Fenway Partners
- Type: Private
- Industry: Private Equity
- Founded: 1994; 32 years ago
- Founder: Richard Dresdale, Peter Lamm
- Headquarters: New York, New York, United States
- Products: Leveraged buyout, Growth capital
- Total assets: $2.1 billion
- Number of employees: 25+
- Website: www.fenwaypartners.com

= Fenway Partners =

American private equity firm

Fenway Partners is an American private equity firm that makes leveraged buyout and growth capital investments in transportation logistics, consumer products, and manufacturing companies in the middle market.

== History ==
The firm was founded in 1994 by Richard Dresdale (formerly Clayton, Dubilier & Rice) and Peter Lamm (formerly Butler Capital Partners) and has over $2 billion of capital under management. Since its inception, the firm has raised three private equity funds. Fenway's first fund closed on approximately $525 million of capital commitments in 1996 and just two years later, in 1998, the firm raised an additional $900 million of capital. Investments made in the 1998 fund, prior to the collapse of the dot-com bubble, affected its performance. The firm raised a successor fund in 2006 and 2007 with approximately $700 million of commitments from institutional investors. After this, the firm have not raised a new flagship fund, with its main asset being its investment in Riddell Sports Group.

==Investments==
In 2002 Fenway acquired the molding equipment and customer base of Premier Tile. The price for the acquisition was $8.25 million.
The firm's investments have included Targus, 1-800 Contacts, Coach America, Riddell, Bell Sports, and Easton.

Targus Corporation

Fenway Partners acquired Targus Group International, an Anaheim, California-based company, for $382.5 million on November 22, 2005. Targus was the original creator of carrying cases for portable computers and have since expanded into multiple electronics accessories including; backpacks, locks, keyboards and keypads, privacy screens, among others. The company had also acquired Sena, a leather case maker, adding to its product line cases for smartphones.

1-800 Contacts

In 2007, Fenway Partners acquired 1-800 Contacts, a vendor and distributor of brand name contact lens, located in Draper, Utah. The price set for the acquisition of 1-800 Contacts was at premium of 21% over the highest reported share value within the last year and 34% over the closing price within the last month. In total, the purchase price was valued at $340 million.

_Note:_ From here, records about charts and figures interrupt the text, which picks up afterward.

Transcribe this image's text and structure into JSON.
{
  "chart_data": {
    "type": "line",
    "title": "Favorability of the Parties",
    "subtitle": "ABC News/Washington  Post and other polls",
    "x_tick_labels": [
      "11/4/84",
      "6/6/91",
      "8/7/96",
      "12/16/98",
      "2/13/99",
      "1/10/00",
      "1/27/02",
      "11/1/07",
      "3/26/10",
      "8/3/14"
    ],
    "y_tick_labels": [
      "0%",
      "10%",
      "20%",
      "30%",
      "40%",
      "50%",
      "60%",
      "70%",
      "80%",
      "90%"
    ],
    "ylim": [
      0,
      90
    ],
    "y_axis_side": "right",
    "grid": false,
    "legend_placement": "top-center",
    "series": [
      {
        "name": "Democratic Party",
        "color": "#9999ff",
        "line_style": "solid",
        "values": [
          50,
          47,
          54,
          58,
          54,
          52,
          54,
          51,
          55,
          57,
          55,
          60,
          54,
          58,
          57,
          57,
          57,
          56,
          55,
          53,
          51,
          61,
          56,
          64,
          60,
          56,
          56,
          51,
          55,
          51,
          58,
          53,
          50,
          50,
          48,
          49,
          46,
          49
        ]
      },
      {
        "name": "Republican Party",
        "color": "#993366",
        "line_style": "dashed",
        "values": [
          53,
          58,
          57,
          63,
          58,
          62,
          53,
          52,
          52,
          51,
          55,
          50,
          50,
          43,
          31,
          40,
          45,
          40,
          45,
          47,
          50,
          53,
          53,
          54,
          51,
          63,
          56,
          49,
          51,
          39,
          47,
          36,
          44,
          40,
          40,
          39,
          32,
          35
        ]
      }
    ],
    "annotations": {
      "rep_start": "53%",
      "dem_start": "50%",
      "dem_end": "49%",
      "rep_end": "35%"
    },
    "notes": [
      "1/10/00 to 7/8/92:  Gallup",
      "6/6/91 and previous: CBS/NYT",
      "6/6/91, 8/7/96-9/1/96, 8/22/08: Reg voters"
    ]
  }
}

In June 2012, Fenway Partners sold 1-800 Contacts to WellPoint Inc. for approximately $900 million.

Riddell Sports Group

On July 7, 2003, Fenway Partners announced its acquisition of sporting goods manufacturer Riddell Sports Group. Riddell helmets are worn by more than 85% of NFL players, and in 2002 they released the first computer engineered football helmet in its efforts to help reduce concussions among athletes. As the leading manufacturer of football helmets, among other products such as pads and collectible replica items, Riddell posted revenues of over $100 million in 2002, the same figure for which it was acquired by Fenway Partners the following year.

Bell Sports

Bell Sports, a helmet and apparel manufacturer, was acquired by Fenway Partners in August 2004. Bell was acquired for an estimated $240 million. Following the acquisition, Fenway Partners merged Bell Sports with Riddell Sports Group.

Among the firm's most notable realized investments are high-end jewelry retailer Harry Winston and the Simmons Bedding Company.

==Mergers==

Riddell Sports Group/Bell Sports

Fenway Partners acquired Riddell Sports Group in 2003 and Bell Sports in 2004 to expand its market share in the sports industry. The combination of the two companies established a head-protection research and development facility in Santa Cruz, California. Combined, the entities produced over 8 million helmets annually with projected 2004 revenues of $300 million.
CEO and president of Bell Sports, Bill Fry, was appointed to lead the combined companies’ management team due to his efforts in putting Bell back on top of its market since he joined in 2001. Bill Sherman, Riddell CEO will remain in his current position as well as serving on the board of directors in regards to the company.

Riddell Bell Holdings/Easton Sports Inc.

In 2006, Fenway Partners merged Riddell Bell Holdings with Easton Sports, a sporting goods manufacturer with divisions in cycling, baseball, hockey, motocross, and archery. At the time of the merger, the combined entity's annual revenues were projected to exceed $600 million. Easton Sports Inc. was a subsidiary company of Jas D. Easton and its only subsidiary who was part of the merger. The head of Easton Sports, Jim Easton, was appointed Chair of the new combined entity. Following the transaction, Easton Sports owner Jim Easton was named chairman of the combined company, named Riddell Bell Holdings.

==Miscellaneous==
The firm was named loosely about Fenway Park, but the firm is based in New York City and has no connections with the Boston Red Sox, Fenway Park, or Fenway Sports Group.